Scientists Plan To Resurrect The Tasmanian Tiger

Scientists Plan To Resurrect The Tasmanian Tiger Almost 100 Years After It Went Extinct

With Science and technology, anything is possible! Nearly 100 years after its extinction, the Tasmanian tiger may be making a comeback. According to CNN, scientists want to resurrect the striped carnivorous marsupial, officially known as a thylacine, which used to roam the Australian bush. Scientist will harness advances in genetics, ancient DNA retrieval, and artificial reproduction to bring back the animal!

If you’re unfamiliar with the thylacine, it’s comparable to a coyote. The animal disappeared about 2,000 years ago except for the Australian island of Tasmania. As the only marsupial apex predator that lived in modern times, thylacine played a key role in its ecosystem. However, it was unpopular with humans.

The last thylacine in captivity, Benjamin, died from exposure in 1936 at the Beaumaris Zoo in Hobart, Tasmania.

The monumental loss occurred shortly after thylacines had been granted protected status. Unfortunately, it was too late to save the species. Andrew Pask, a professor at the University of Melbourne and head of its Thylacine Integrated Genetic Restoration Research Lab, who is leading the initiative, says,

“We would strongly advocate that first and foremost we need to protect our biodiversity from further extinctions, but unfortunately we are not seeing a slowing down in species loss.”

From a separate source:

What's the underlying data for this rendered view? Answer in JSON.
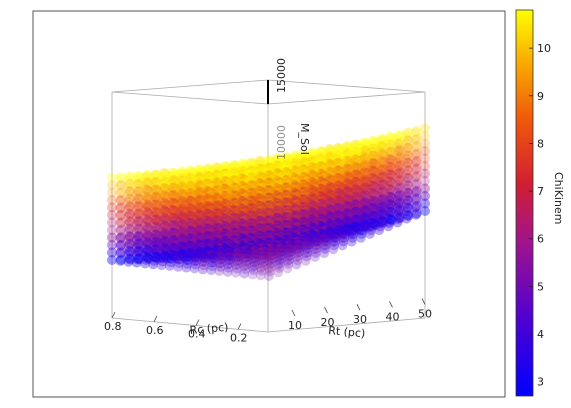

He continued, “This technology offers a chance to correct this and could be applied in exceptional circumstances where cornerstone species have been lost.”

The project has some heavy hitters involved. Reports show it’s a collaboration with Colossal Biosciences, founded by tech entrepreneur Ben Lamm and Harvard Medical School geneticist George Church. The men are currently working on a $15 million project to bring back the woolly mammoth in an altered form.

To bring back the animal is very interesting. The team will construct a complex genome of the extinct animal and compare it with that of its closest living relative– a mouse-size carnivorous marsupial called the fat-tailed dunnart — to identify the differences.

“We then take living cells from our dunnart and edit their DNA every place where it differs from the thylacine. We are essentially engineering our dunnart cell to become a Tasmanian tiger cell,” Andrew explained.

When the team has successfully programmed a cell, Andrew says  stem cell and reproductive techniques involving dunnarts as surrogates would “turn that cell back into a living animal.” Roommates, what do you think about this?